Not true (unless there's some policy restriction in your organization that
we don't know about).

Look at it at as a logical network connectivity problem. You need each guest
to have IP connectivity to z/OS to reach your LDAP server. That does *not*
imply that you must have a direct connection between each guest to a
physical hipersocket to the z/OS system. You need the ability for packets to
flow between the guest LAN on the VM side through the hipersocket to the
z/OS system.  This needs a layer 2 or 3 frame or packet forwarding
capability -- something needs to copy the packets between the LAN segments
(in the external networking sense, this would be a switch or router).  The
problem is how to set up that capability.

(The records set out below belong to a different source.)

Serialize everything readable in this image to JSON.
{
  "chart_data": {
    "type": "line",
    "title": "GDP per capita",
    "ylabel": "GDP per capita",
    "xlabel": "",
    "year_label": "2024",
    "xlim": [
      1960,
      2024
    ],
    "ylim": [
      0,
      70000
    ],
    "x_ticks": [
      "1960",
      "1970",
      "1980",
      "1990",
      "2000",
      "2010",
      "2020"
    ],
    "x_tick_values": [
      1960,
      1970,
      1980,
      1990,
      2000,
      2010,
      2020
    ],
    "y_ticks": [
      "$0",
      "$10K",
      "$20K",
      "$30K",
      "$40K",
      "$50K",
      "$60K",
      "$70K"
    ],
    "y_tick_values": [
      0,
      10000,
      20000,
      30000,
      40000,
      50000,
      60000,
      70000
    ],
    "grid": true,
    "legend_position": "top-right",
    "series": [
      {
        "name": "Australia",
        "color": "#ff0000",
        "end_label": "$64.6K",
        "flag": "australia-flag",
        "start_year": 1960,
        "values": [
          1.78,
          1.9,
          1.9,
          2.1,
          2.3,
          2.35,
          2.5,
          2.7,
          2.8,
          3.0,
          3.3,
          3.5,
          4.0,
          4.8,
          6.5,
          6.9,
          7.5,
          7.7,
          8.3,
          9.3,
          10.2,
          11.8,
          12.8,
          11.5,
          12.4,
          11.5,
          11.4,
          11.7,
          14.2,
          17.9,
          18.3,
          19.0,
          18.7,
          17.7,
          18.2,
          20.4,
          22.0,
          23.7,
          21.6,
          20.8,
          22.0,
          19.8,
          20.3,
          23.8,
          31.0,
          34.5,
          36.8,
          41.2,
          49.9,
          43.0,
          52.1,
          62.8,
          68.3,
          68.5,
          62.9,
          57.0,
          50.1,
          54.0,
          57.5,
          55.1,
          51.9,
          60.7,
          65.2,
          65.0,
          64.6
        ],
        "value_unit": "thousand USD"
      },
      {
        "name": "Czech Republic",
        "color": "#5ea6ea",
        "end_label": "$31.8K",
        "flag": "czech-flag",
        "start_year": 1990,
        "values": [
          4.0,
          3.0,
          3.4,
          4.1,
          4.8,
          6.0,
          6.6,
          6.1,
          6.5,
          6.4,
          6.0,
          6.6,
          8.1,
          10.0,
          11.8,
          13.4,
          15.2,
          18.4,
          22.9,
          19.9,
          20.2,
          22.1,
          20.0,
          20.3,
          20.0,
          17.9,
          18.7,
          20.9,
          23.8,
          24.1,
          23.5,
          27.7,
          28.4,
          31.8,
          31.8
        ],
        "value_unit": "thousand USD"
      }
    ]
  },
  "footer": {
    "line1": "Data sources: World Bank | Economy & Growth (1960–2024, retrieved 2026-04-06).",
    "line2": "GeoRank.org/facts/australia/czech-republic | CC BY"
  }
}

That's the gist of the suggestion that Adam and I made -- you can connect
each guest to a guest LAN and use a single guest as a bridge between the
guest LAN and the physical hipersocket going to the z/OS LPAR. You get
exactly the same effect as connecting multiple LAN segments to a router
managing a WAN link -- just as you wouldn't attach a physical WAN link to
every possible remote service from every possible guest, the same concept
applies here.

If you drew this picture to your networking group (treating the physical
hipersocket as the "wan link" in this picture, either VM TCPIP or a Linux
system as "router1" and z/OS TCPIP as "router2"):


linux machine --- lan segment --- router1 --- wan link --- router2 --- LDAP
server on z/OS

they'll nod and say "yes, that's what we're trying to do". Translating it
into 390 terms, it looks like:

linux machine --- guest lan --- linux router/bridge or VM TCPIP -- physical
hipersocket -- z/OS TCPIP --- LDAP server on z/OS

This layout requires zero IOCP or OSA changes to add or delete a Linux
guest, you can support multiple guest LANs on the VM side, and do "safety"
firewalling on the Linux side as a freebie.  If you need to, add additional
router/bridge machines, costing you one connection set on the physical
hipersocket per router/bridge machine rather than dozens. It costs you 390
cycles to do the routing function, but it scales far better than either
shared OSA or trying to configure direct connection to a physical
hipersocket for each guest.

Another option would be to use the IEEE VLAN support to pipe the traffic
between LPARs out to a real switch and router and back in, but that wastes a
lot of bandwidth and opens up some issues about sniffing.